Is China’s new premier Li Qiang good for the stock market? Analysts say they like his pro-growth, market-friendly approach
- Li Qiang, who has a pro-business reputation, stresses he will pursue stable growth through macro policies, domestic demand and innovation in his first media interaction
- Li’s unwavering support for the private sector and prospect of further reforms offer some tailwind for struggling equities, traders and analysts say

Li’s reaffirmation of Beijing’s “unwavering” support to the private sector and pledge of further opening-up to attract foreign investments will boost stocks by underpinning investors’ risk appetite in the long run, according to Shenwan Hongyuan Group. Meanwhile, Saxo Markets said that the general rhetoric delivered by the new premier is pro-growth and market-friendly, offering some tailwind to equities.
“Attaching importance to the market and the private economy has always been a critical factor to support the risk appetite for the A-share market,” said Fu Jingtao, a strategist at Shenwan Hongyuan in Shanghai, referring to China’s yuan-traded stocks. “Attracting investments and opening-up, coupled with the digital economy, will probably be the focus of Premier Li’s work over a period of time.”
The Shanghai Composite Index fell 0.7 per cent on Tuesday, giving up some of the 1.2 per cent gain the previous day. The market’s reaction was relatively better compared with the end of the Party congress in October, when stocks fell by more than 2 per cent after President Xi Jinping’s consolidation of power raised concerns about the growth outlook.

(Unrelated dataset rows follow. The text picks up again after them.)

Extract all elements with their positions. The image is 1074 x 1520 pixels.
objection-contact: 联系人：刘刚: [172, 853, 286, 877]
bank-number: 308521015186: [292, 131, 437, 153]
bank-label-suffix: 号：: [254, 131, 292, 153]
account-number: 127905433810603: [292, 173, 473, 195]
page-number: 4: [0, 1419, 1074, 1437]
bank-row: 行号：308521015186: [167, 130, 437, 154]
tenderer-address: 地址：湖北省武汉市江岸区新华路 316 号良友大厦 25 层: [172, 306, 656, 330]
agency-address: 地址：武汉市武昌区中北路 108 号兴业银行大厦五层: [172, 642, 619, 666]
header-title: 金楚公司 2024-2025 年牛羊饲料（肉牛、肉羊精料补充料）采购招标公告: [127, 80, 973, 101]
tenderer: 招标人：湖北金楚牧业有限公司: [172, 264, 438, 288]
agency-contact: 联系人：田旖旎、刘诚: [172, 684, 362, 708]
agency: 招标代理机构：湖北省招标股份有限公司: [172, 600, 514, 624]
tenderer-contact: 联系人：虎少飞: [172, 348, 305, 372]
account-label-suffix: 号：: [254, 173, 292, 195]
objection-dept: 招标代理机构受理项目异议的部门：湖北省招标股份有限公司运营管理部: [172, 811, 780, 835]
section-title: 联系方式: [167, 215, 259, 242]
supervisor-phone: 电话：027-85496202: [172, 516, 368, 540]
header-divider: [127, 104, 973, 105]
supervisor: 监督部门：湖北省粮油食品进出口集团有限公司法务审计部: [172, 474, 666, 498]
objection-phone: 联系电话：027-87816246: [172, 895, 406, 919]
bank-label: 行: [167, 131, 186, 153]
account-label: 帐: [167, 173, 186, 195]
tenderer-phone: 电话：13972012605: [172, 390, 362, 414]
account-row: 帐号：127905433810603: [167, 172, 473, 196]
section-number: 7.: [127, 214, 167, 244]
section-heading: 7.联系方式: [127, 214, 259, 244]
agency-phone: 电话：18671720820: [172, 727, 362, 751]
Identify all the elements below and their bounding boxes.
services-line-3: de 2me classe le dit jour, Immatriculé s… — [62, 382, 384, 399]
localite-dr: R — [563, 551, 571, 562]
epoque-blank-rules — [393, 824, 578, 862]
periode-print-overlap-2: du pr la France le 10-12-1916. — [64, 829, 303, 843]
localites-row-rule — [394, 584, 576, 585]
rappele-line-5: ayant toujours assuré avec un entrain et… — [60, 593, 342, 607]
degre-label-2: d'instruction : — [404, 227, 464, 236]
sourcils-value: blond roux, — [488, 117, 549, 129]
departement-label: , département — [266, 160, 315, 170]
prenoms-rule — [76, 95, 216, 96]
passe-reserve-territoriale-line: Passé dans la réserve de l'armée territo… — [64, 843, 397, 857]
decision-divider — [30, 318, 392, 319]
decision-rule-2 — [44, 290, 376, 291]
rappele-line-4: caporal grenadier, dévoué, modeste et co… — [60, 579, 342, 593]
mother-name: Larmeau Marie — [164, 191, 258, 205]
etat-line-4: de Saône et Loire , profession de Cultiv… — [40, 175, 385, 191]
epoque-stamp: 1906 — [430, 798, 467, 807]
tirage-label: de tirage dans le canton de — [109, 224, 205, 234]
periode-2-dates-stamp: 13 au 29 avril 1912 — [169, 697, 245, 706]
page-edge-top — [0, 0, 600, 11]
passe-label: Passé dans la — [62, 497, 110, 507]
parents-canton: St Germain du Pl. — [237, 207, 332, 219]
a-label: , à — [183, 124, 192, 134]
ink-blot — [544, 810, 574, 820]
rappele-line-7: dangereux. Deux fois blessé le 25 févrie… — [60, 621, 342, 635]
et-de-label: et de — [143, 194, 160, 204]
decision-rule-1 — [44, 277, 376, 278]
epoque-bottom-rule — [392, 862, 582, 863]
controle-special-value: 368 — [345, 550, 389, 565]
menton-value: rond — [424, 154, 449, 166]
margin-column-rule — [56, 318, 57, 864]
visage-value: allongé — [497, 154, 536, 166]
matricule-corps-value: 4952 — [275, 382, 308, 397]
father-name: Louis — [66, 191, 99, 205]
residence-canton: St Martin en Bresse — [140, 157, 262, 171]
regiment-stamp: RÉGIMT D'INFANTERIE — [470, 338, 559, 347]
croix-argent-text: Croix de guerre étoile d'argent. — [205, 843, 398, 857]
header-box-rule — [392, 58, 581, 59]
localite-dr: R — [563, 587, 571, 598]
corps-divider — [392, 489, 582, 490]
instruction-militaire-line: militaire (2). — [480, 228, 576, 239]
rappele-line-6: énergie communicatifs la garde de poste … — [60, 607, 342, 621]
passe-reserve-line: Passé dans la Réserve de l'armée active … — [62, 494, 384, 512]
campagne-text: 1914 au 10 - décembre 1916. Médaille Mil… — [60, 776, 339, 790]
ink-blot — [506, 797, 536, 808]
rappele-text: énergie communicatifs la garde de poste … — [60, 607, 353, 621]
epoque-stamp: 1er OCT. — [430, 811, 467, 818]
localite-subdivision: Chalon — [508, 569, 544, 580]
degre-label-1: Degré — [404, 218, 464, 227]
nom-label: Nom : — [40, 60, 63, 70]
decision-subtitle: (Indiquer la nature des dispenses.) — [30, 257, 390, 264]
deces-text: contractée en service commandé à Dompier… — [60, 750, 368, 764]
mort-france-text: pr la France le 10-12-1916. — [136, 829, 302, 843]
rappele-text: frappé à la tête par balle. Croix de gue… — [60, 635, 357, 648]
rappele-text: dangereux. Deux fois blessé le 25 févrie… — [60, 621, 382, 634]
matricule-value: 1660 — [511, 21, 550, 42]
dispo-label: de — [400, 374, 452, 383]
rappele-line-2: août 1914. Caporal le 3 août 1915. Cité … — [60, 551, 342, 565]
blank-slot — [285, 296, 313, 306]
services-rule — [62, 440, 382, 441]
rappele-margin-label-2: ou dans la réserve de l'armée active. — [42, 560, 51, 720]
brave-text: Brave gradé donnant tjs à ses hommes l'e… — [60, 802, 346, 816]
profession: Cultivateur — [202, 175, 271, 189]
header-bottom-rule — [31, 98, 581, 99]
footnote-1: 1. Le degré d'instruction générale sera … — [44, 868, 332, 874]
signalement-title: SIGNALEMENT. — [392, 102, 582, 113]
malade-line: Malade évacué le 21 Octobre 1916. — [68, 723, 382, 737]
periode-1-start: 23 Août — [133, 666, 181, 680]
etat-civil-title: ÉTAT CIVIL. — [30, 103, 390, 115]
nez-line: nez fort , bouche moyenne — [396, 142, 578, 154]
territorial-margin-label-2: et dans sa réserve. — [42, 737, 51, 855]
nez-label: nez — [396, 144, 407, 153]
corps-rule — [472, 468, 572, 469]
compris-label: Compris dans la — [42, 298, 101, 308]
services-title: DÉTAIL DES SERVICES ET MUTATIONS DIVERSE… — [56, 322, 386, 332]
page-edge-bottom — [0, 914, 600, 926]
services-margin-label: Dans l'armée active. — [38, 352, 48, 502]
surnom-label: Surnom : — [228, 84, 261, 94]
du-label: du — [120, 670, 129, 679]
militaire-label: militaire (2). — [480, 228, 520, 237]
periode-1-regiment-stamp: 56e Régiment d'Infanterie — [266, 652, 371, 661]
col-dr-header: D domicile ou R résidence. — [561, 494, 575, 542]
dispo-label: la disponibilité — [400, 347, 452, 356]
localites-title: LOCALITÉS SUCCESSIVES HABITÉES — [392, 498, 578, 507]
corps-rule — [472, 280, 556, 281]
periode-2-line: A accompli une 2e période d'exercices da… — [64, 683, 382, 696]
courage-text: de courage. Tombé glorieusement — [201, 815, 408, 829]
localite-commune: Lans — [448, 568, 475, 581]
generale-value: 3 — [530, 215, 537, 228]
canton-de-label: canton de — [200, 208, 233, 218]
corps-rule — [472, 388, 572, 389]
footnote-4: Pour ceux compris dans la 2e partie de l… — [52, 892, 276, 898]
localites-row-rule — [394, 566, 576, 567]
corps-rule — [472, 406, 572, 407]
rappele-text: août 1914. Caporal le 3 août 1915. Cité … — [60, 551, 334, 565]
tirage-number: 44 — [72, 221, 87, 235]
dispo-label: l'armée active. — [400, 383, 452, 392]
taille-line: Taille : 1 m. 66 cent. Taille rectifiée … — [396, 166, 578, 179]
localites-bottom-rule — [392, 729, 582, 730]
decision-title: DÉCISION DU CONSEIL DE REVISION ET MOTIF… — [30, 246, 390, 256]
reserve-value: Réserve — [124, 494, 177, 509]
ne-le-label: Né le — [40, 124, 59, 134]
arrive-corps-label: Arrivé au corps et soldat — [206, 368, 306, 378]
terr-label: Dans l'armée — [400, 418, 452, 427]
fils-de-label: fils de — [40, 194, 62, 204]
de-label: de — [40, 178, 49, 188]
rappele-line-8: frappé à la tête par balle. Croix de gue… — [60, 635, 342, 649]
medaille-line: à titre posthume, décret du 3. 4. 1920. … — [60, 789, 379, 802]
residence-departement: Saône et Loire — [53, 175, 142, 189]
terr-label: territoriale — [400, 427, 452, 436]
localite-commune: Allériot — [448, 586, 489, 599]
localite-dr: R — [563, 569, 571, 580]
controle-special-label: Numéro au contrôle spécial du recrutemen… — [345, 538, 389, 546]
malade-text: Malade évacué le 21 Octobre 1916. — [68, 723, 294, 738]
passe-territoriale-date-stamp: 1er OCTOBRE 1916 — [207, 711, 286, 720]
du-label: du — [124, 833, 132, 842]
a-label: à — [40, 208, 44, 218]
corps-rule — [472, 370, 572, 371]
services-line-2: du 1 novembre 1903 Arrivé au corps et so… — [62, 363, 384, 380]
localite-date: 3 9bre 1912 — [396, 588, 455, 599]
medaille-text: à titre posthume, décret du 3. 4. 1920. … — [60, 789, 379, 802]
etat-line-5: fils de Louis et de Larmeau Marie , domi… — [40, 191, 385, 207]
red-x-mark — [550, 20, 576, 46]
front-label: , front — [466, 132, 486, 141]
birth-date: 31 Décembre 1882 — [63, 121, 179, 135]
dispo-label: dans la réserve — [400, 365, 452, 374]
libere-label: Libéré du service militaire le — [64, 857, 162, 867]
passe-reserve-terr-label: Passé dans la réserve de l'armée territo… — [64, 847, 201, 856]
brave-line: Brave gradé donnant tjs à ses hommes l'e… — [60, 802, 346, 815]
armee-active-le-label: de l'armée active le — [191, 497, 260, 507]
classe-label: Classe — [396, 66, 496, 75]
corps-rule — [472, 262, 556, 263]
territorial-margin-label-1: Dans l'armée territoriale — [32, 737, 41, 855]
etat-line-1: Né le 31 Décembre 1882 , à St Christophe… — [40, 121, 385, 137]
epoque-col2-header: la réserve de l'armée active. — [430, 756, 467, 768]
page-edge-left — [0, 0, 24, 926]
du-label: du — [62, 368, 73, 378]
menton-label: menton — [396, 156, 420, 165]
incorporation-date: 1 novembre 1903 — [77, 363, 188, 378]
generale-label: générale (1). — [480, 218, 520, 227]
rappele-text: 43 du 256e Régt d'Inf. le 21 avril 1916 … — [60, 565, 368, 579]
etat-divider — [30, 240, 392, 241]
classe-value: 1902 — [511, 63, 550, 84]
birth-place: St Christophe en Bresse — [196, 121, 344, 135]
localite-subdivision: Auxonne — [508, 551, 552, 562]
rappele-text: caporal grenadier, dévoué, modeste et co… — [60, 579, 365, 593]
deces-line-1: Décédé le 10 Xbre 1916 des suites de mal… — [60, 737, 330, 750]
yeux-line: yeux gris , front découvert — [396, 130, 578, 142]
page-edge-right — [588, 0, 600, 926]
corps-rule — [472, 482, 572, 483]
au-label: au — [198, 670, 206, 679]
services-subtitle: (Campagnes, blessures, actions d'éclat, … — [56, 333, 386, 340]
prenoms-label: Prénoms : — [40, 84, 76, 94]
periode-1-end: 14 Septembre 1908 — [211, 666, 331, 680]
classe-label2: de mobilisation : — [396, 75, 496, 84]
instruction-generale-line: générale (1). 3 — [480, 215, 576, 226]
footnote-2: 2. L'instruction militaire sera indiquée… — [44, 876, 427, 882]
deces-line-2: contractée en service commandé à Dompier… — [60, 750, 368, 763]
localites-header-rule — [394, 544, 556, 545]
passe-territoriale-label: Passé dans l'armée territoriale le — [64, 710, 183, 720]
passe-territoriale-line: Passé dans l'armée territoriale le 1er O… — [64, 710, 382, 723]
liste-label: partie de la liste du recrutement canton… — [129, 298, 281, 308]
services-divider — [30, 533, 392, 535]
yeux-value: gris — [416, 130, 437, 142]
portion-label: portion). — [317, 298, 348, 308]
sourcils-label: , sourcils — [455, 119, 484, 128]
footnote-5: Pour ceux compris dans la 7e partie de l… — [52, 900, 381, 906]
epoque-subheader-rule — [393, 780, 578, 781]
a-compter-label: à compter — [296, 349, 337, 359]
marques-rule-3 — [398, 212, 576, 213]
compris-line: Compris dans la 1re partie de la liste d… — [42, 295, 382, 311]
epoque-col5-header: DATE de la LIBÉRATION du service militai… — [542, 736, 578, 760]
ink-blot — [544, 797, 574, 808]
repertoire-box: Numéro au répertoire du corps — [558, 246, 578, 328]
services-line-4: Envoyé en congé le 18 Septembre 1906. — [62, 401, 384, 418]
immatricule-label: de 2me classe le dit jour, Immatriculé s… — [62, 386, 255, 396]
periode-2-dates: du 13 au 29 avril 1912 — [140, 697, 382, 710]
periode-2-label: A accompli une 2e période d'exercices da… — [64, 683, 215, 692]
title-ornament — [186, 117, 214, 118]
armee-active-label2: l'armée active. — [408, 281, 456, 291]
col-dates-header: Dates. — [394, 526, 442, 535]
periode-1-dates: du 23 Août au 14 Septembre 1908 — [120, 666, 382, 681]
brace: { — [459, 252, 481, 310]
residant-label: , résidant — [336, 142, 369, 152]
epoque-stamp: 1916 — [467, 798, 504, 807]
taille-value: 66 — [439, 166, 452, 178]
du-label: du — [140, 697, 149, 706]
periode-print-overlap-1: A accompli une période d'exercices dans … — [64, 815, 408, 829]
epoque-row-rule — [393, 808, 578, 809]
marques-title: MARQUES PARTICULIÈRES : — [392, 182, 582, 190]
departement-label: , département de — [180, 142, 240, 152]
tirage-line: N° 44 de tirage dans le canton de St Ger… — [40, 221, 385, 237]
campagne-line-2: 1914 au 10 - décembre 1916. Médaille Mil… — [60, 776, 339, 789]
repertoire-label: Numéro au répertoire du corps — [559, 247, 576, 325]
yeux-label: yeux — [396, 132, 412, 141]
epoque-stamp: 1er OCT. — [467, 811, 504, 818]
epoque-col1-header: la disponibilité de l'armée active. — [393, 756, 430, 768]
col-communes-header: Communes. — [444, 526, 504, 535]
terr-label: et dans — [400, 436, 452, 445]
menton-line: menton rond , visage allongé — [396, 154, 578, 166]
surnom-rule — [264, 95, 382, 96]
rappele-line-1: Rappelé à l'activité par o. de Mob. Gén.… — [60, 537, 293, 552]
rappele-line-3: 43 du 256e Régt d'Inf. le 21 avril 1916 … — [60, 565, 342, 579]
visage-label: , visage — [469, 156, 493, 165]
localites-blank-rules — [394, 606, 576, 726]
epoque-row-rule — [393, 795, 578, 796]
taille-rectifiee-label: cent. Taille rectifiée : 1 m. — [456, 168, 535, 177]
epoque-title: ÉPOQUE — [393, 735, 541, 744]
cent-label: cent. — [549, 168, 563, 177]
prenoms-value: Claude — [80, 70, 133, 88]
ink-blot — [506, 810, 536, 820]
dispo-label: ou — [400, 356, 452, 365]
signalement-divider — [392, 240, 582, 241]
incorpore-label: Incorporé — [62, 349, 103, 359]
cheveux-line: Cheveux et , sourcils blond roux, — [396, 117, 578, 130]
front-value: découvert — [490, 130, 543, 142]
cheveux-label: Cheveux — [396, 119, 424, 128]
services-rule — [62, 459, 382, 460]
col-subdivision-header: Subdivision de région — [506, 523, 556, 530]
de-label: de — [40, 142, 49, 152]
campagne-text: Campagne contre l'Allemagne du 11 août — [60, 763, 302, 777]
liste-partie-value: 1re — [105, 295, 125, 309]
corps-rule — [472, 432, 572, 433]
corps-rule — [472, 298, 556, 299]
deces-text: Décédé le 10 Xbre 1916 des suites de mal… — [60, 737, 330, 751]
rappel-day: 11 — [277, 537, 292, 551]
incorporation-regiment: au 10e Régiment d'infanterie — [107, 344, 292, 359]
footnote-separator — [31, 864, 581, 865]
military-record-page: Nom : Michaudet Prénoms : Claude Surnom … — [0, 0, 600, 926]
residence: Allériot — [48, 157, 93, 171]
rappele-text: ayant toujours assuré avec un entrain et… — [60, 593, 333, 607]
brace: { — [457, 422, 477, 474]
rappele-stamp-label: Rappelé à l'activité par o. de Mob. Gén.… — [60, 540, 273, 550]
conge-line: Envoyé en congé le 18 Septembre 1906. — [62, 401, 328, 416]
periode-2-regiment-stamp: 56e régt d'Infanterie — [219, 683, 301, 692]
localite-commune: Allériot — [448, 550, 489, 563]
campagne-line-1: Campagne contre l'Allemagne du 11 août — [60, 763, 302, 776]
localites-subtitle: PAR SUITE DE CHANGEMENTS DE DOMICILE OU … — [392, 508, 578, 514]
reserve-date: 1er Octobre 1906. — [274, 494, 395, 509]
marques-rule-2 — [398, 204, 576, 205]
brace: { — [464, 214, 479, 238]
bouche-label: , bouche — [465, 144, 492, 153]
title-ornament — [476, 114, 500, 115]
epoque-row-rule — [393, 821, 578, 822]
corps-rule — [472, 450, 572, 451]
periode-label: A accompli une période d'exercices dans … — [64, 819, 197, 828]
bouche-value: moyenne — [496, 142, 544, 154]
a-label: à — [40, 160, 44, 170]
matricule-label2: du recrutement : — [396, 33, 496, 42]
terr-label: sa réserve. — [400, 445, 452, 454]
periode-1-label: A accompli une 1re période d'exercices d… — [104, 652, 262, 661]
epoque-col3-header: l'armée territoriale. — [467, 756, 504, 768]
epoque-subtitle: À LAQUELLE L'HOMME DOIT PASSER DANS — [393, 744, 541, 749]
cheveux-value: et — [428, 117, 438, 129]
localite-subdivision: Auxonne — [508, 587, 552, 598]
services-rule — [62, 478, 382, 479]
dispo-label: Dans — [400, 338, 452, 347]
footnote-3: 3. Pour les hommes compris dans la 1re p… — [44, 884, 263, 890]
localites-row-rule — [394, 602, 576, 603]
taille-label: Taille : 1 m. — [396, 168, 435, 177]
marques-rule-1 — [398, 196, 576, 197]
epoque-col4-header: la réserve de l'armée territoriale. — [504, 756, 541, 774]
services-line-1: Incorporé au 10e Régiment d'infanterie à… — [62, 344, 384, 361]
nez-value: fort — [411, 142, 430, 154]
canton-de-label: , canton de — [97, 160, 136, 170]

Li, 63, widely viewed as a Xi loyalist, has gained a pro-business reputation among entrepreneurs and foreign investors. Before being promoted as a member of the decision-making Politburo’s standing committee last year, Li spent two decades in various capacities in Zhejiang, Jiangsu and Shanghai, China’s most economically developed regions, acting as provincial governor and party boss.